Tang Hui's daughter was brutally raped and forced into prostitution by seven men in 2006. The suspects were brought to court upon her daughter's rescue, but Tang later objected, contending there were other police officers involved who were not investigated. So for the next several years, Tang continued to petition the government, seeking justice for her daughter.
Tang's protests continued until Aug. 2, when she was sent to a labor camp by the Yongzhou re-education through labor management committee for "seriously disturbing social order." News that Tang had been sent to a labor camp spread rapidly over's China's microblogging networks, triggering a huge public backlash that lasted until her release on Aug. 10.

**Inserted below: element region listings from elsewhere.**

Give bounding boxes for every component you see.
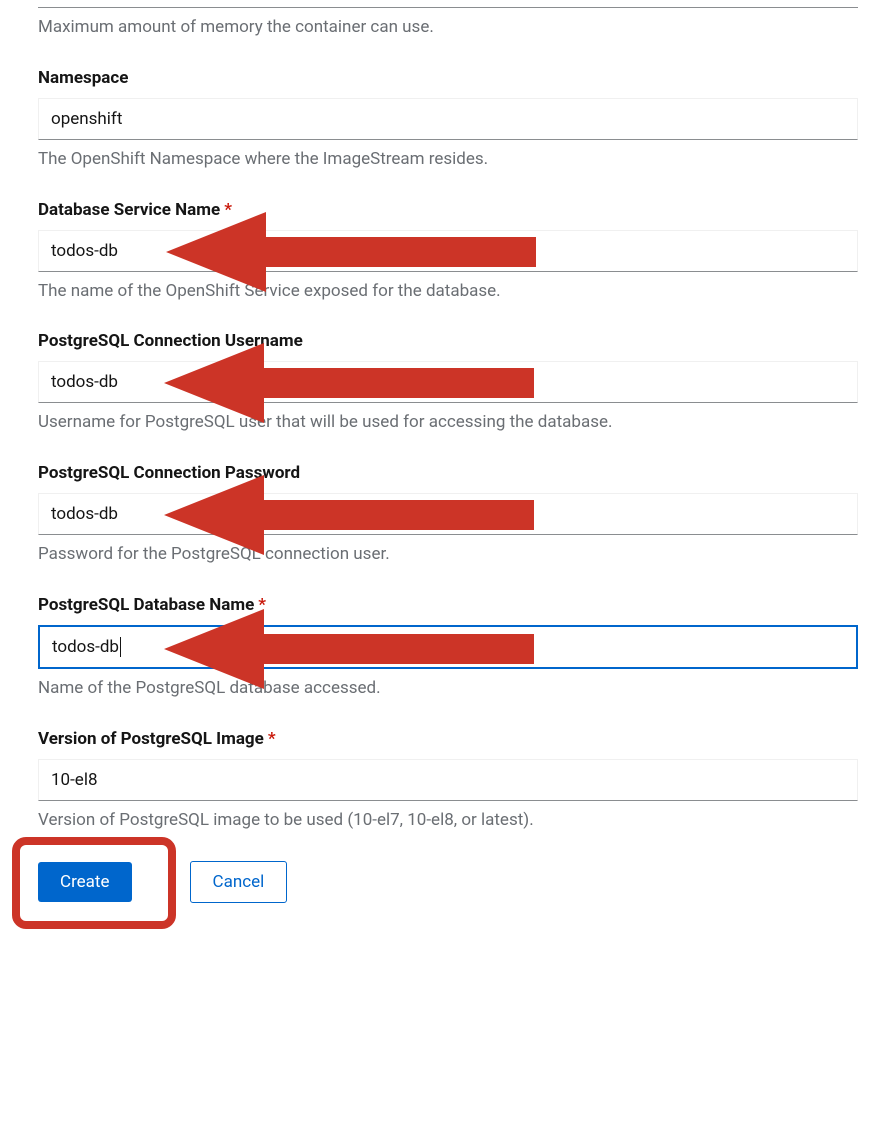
- memory-limit-help: Maximum amount of memory the container c…: [38, 16, 858, 40]
- db-service-name-label-text: Database Service Name: [38, 200, 220, 220]
- pg-db-name-label-text: PostgreSQL Database Name: [38, 595, 254, 615]
- memory-limit-input[interactable]: 512Mi: [38, 0, 858, 8]
- cancel-button[interactable]: Cancel: [190, 861, 288, 903]
- pg-password-help: Password for the PostgreSQL connection u…: [38, 543, 858, 567]
- pg-db-name-label: PostgreSQL Database Name*: [38, 595, 858, 615]
- pg-password-input[interactable]: [38, 493, 858, 535]
- button-row: Create Cancel: [38, 861, 858, 903]
- db-service-name-label: Database Service Name*: [38, 200, 858, 220]
- required-asterisk: *: [268, 729, 276, 749]
- namespace-label: Namespace: [38, 68, 858, 88]
- db-service-name-help: The name of the OpenShift Service expose…: [38, 280, 858, 304]
- pg-db-name-help: Name of the PostgreSQL database accessed…: [38, 677, 858, 701]
- memory-limit-value: 512Mi: [50, 0, 98, 3]
- pg-username-group: PostgreSQL Connection Username Username …: [38, 331, 858, 435]
- pg-username-help: Username for PostgreSQL user that will b…: [38, 411, 858, 435]
- pg-password-group: PostgreSQL Connection Password Password …: [38, 463, 858, 567]
- pg-db-name-group: PostgreSQL Database Name* todos-db Name …: [38, 595, 858, 701]
- pg-version-help: Version of PostgreSQL image to be used (…: [38, 809, 858, 833]
- create-button[interactable]: Create: [38, 862, 132, 902]
- pg-db-name-input[interactable]: todos-db: [38, 625, 858, 669]
- pg-version-input[interactable]: [38, 759, 858, 801]
- pg-username-input[interactable]: [38, 361, 858, 403]
- required-asterisk: *: [224, 200, 232, 220]
- pg-version-label: Version of PostgreSQL Image*: [38, 729, 858, 749]
- memory-limit-group: 512Mi Maximum amount of memory the conta…: [38, 0, 858, 40]
- db-service-name-input[interactable]: [38, 230, 858, 272]
- text-cursor-icon: [120, 637, 121, 657]
- required-asterisk: *: [258, 595, 266, 615]
- pg-password-label: PostgreSQL Connection Password: [38, 463, 858, 483]
- pg-version-label-text: Version of PostgreSQL Image: [38, 729, 264, 749]
- db-service-name-group: Database Service Name* The name of the O…: [38, 200, 858, 304]
- pg-version-group: Version of PostgreSQL Image* Version of …: [38, 729, 858, 833]
- namespace-group: Namespace The OpenShift Namespace where …: [38, 68, 858, 172]
- pg-username-label: PostgreSQL Connection Username: [38, 331, 858, 351]
- pg-db-name-value: todos-db: [52, 637, 119, 657]
- namespace-input[interactable]: [38, 98, 858, 140]
- namespace-help: The OpenShift Namespace where the ImageS…: [38, 148, 858, 172]
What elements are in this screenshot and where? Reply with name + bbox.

The system of re-education through labor, which was originally aimed at eradicating undercover counterrevolutionaries, was established by China in the 1950s by drawing on the experiences of the Soviet Union. Public security organs place suspects into detention without conviction by a court for a maximum period of four years, where they are compelled to participate in forced labor and undergo political education.
Over the years, the makeup of the inmates who are sent to labor camps has changed along with societal shifts in China.
The Ministry of Public Security issued an internal document in 1982, stipulating six categories of criminal behavior that fell under the re-education through labor system, including "minor offenders, counter-revolutionaries, anti-Party and anti-socialist elements not serious enough for criminal punishment," and "hooliganism, prostitution, theft/fraud, habitual criminals, and other crimes which don't merit criminal punishment."
In 2005, gambling and pornographic materials-related behavior was added to the scope of the re-education through labor program. And in 2009, the Commission of Politics and Law of the CPC Central Committee officially placed "illegal petitioning" within the scope of the system.
The lack of a foundation of legitimacy has been the weak point of the re-education through labor system, which has long deprived citizens' of their personal freedoms without trial. The general consensus is that the system is "unconstitutional and illegal." In actual operation, most re-education through labor approvals are made via the legal departments at municipal public security organs, and require only a signature from relevant officials.
Over the past 10 years, calls to reform or abolish the re-education through labor system have never disappeared. In 2005, a new law meant to replace the system was included in the NPC's legislative plan. The new law would make major changes to the current labor camp system, from the decision-making process, to social management, to the scope of the program. The draft law would also give discretionary power to courts and realize judicialization of the system. However, public security departments have objected to the bill, citing the need to "maintain social order and stability." As a result, deliberations have repeatedly been shelved.
Still, the general consensus throughout society is that the system has reached a critical point in which reform or abolition must occur; the status quo can no longer be accepted.